Chapter Forty-Two

The Past

Five Miles South of Seattle, Washington Territory

24 December 1880

The snow fell lightly at first, dusting the tops of the towering evergreens that surrounded the small frontier town of Seattle. For a single snowflake to land on the dark forest floor, it had to slip past hundreds of branches. A young deer stepped carefully through the high snow banks near a single cabin in the woods where a thin wisp of smoke escaped the chimney. Hunched over a book, a young man with short brown hair and dark green eyes sat at a wooden table, writing a poem by candlelight.

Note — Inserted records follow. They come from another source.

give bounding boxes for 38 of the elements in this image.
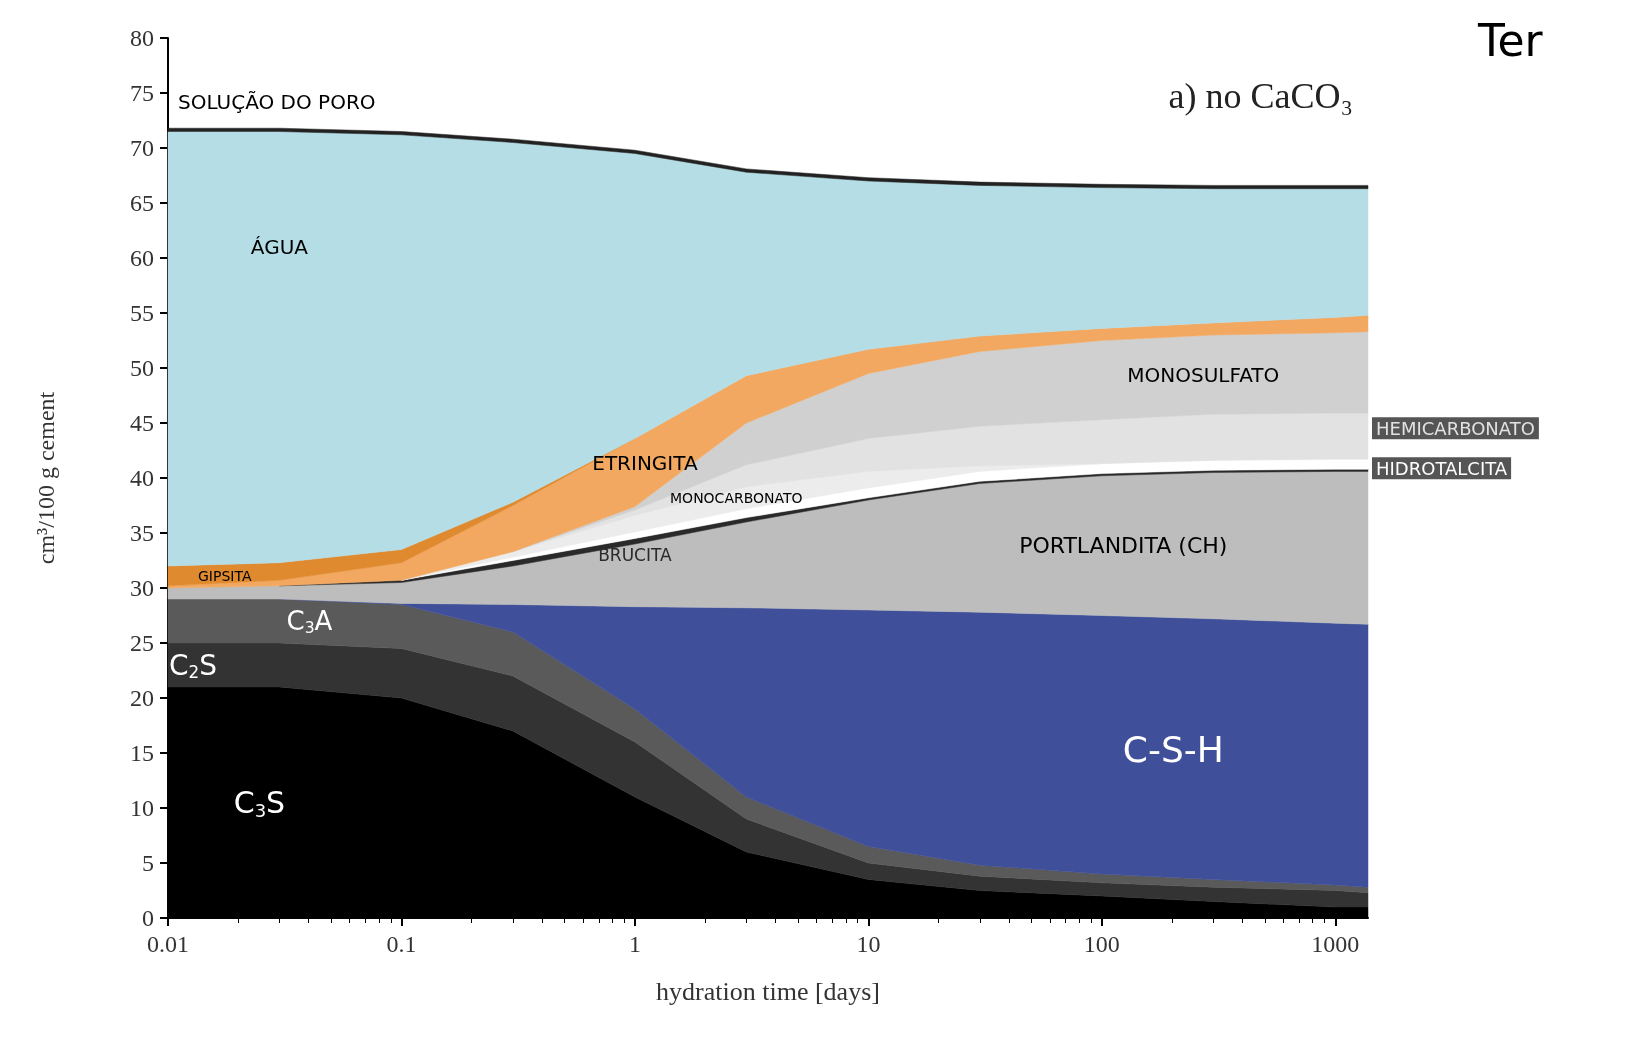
text: Ter: [1477, 14, 1544, 66]
y-tick-label: 75: [130, 80, 154, 106]
text: a) no CaCO₃: [1168, 76, 1354, 116]
series-label: HIDROTALCITA: [1376, 457, 1508, 479]
y-tick-label: 70: [130, 135, 154, 161]
x-axis-title: hydration time [days]: [656, 976, 880, 1006]
series-label: PORTLANDITA (CH): [1019, 533, 1228, 559]
y-tick-label: 45: [130, 410, 154, 436]
series-label: MONOCARBONATO: [670, 489, 803, 506]
series-label: ÁGUA: [250, 235, 309, 260]
series-label: BRUCITA: [598, 545, 673, 566]
y-tick-label: 65: [130, 190, 154, 216]
y-tick-label: 5: [142, 850, 154, 876]
y-tick-label: 0: [142, 905, 154, 931]
y-axis-title: cm³/100 g cement: [33, 391, 59, 565]
series-label: ETRINGITA: [592, 450, 698, 475]
series-label: GIPSITA: [198, 567, 252, 584]
y-tick-label: 30: [130, 575, 154, 601]
y-tick-label: 10: [130, 795, 154, 821]
y-tick-label: 25: [130, 630, 154, 656]
x-tick-label: 0.1: [386, 931, 417, 957]
series-label: HEMICARBONATO: [1376, 417, 1535, 439]
series-label: MONOSULFATO: [1127, 362, 1280, 387]
y-tick-label: 35: [130, 520, 154, 546]
series-label: C-S-H: [1122, 728, 1224, 770]
y-tick-label: 15: [130, 740, 154, 766]
y-tick-label: 60: [130, 245, 154, 271]
x-tick-label: 100: [1083, 931, 1120, 957]
y-tick-label: 80: [130, 25, 154, 51]
series-label: SOLUÇÃO DO PORO: [178, 89, 376, 114]
y-tick-label: 40: [130, 465, 154, 491]
y-tick-label: 20: [130, 685, 154, 711]
x-tick-label: 0.01: [147, 931, 189, 957]
y-tick-label: 55: [130, 300, 154, 326]
y-tick-label: 50: [130, 355, 154, 381]
x-tick-label: 10: [856, 931, 881, 957]
x-tick-label: 1: [628, 931, 641, 957]
x-tick-label: 1000: [1311, 931, 1360, 957]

Dmitri planned to ask Natalya to marry him the next evening. He had saved his money for a year, enough to start a life with her. To prepare for moving to America, he’d spent three years studying Russian books translated into English. It had been lonely living alone this past year in the small log cabin he’d painstakingly built, but hopefully Natalya would be his wife soon, and the cabin would become a cozy home. Everything was planned for the following day—Christmas—which he’d end by giving her his great-grandmother’s emerald ring. An heirloom, the rectangular green stone sparkled, with carefully engraved leaves winding along the gold band.

He concentrated on a crack in the cabin wall, trying to conjure the perfect final line to inscribe within Natalya’s Christmas gift—Anna Karenina—words that would give her cryptic clues to find the ring. She was so smart and loved a good mystery. Dmitri never felt so alive as when he was with her.

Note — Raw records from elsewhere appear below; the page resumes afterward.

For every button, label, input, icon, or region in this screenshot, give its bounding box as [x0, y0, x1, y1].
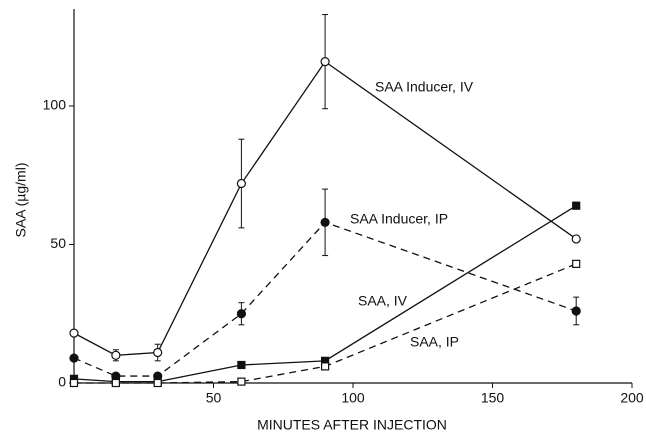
marker [572, 201, 581, 210]
series-label: SAA, IV [358, 293, 408, 309]
marker [572, 259, 581, 268]
marker [237, 360, 246, 370]
marker [111, 378, 120, 388]
marker [69, 353, 79, 363]
x-axis-label: MINUTES AFTER INJECTION [257, 417, 447, 433]
x-tick-label: 50 [206, 390, 222, 406]
marker [571, 306, 581, 316]
marker [571, 234, 581, 244]
series-label: SAA, IP [410, 334, 459, 350]
y-axis-label: SAA (µg/ml) [13, 163, 29, 238]
x-tick-label: 150 [481, 390, 505, 406]
marker [153, 347, 163, 358]
marker [111, 350, 121, 360]
series-line [73, 221, 577, 377]
marker [320, 217, 330, 227]
series-line [73, 205, 577, 383]
series-label: SAA Inducer, IP [350, 211, 448, 227]
marker [320, 57, 330, 67]
marker [236, 178, 246, 189]
series-line [73, 60, 577, 356]
marker [69, 328, 79, 338]
marker [236, 309, 246, 319]
marker [69, 378, 79, 388]
marker [153, 378, 162, 388]
y-tick-label: 100 [43, 97, 67, 113]
series-line [74, 263, 577, 384]
marker [321, 362, 330, 371]
x-tick-label: 100 [341, 390, 365, 406]
y-tick-label: 50 [50, 235, 66, 251]
x-tick-label: 200 [620, 390, 644, 406]
y-tick-label: 0 [58, 374, 66, 390]
series-label: SAA Inducer, IV [375, 79, 474, 95]
marker [237, 377, 246, 386]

They had been attempting to speak English as much as possible, and so his brain was muddled trying to compose elegant words in his second language. His hands were moist with sweat, and the surprisingly loud beat of his heart unsettled him. The snow blew sideways across his window, playing on his nerves. With his old quill pen in hand, he carefully wrote the final line in the bottom corner on the first blank page, then blew on the ink impatiently. With the pages left open to dry, he dressed in his warmest fur coat to hunt before the sun set.

Before leaving, he closed the book, wrapped it with brown paper, and carefully placed it below the blankets in the bottom of his trunk for safekeeping. He blew out his candle and shut the heavy, ill-fitting door of his cabin. As he trekked in the opposite direction of town, his feet sank much deeper than normal with each step. The path before him was white, but he was determined to have fresh meat for Christmas dinner with his bride-to-be. Fresh deer droppings rested on top of the snow—he could find the deer before nightfall.

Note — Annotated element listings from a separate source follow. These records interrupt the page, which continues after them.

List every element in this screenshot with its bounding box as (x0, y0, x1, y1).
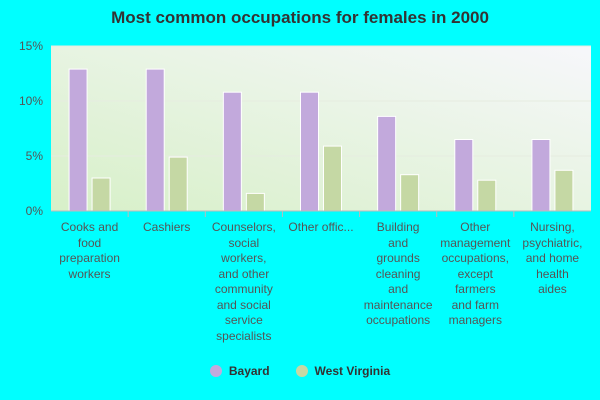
x-tick-label: Other offic... (288, 220, 354, 234)
bar-bayard (300, 91, 319, 212)
axis: 0% 5% 10% 15% (19, 39, 591, 218)
legend-item-bayard: Bayard (209, 364, 270, 378)
legend-item-west-virginia: West Virginia (295, 364, 391, 378)
x-tick-label: Counselors, social workers, and other commun… (211, 220, 276, 343)
x-tick-label: Cooks and food preparation workers (59, 220, 120, 281)
bars (68, 68, 574, 212)
x-tick-label: Building and grounds cleaning and maintenance… (363, 220, 433, 327)
y-tick-label: 0% (26, 204, 44, 218)
y-tick-label: 15% (19, 39, 43, 53)
bar-bayard (145, 68, 165, 212)
plot-area-background (51, 46, 591, 211)
bar-west-virginia (91, 177, 111, 212)
legend: Bayard West Virginia (0, 364, 600, 378)
y-tick-label: 10% (19, 94, 43, 108)
bar-bayard (68, 68, 88, 212)
gridlines (51, 45, 591, 157)
x-tick-label: Nursing, psychiatric, and home health aides (522, 220, 583, 296)
bar-bayard (222, 91, 242, 212)
y-tick-label: 5% (26, 149, 44, 163)
bar-bayard (454, 139, 474, 212)
bar-bayard (531, 139, 551, 212)
x-tick-label: Cashiers (143, 220, 191, 234)
bar-west-virginia (477, 179, 497, 212)
bar-west-virginia (554, 169, 574, 212)
chart-title: Most common occupations for females in 2… (111, 8, 489, 27)
x-tick-label: Other management occupations, except farmers… (440, 220, 511, 327)
legend-label-bayard: Bayard (228, 364, 270, 378)
bar-west-virginia (245, 192, 265, 212)
bar-west-virginia (168, 156, 188, 212)
legend-swatch-west-virginia (295, 365, 308, 377)
bar-bayard (377, 115, 397, 212)
legend-swatch-bayard (209, 365, 222, 377)
bar-west-virginia (400, 174, 420, 212)
bar-west-virginia (323, 145, 342, 212)
legend-label-west-virginia: West Virginia (314, 364, 391, 378)
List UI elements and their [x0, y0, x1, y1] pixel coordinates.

Far above, snow fell on ancient firs, weighing heavily on their branches. The winter of 1880 had been unusually cold, and a deep layer of ice coated each branch. As the full moon rose over the horizon, an owl flew to the tallest branch of the highest tree. The moment it landed, the great branch snapped and crashed down to the snow-covered earth.

Dmitri looked up just in time to see a mountain of ice and branches hurtling toward him.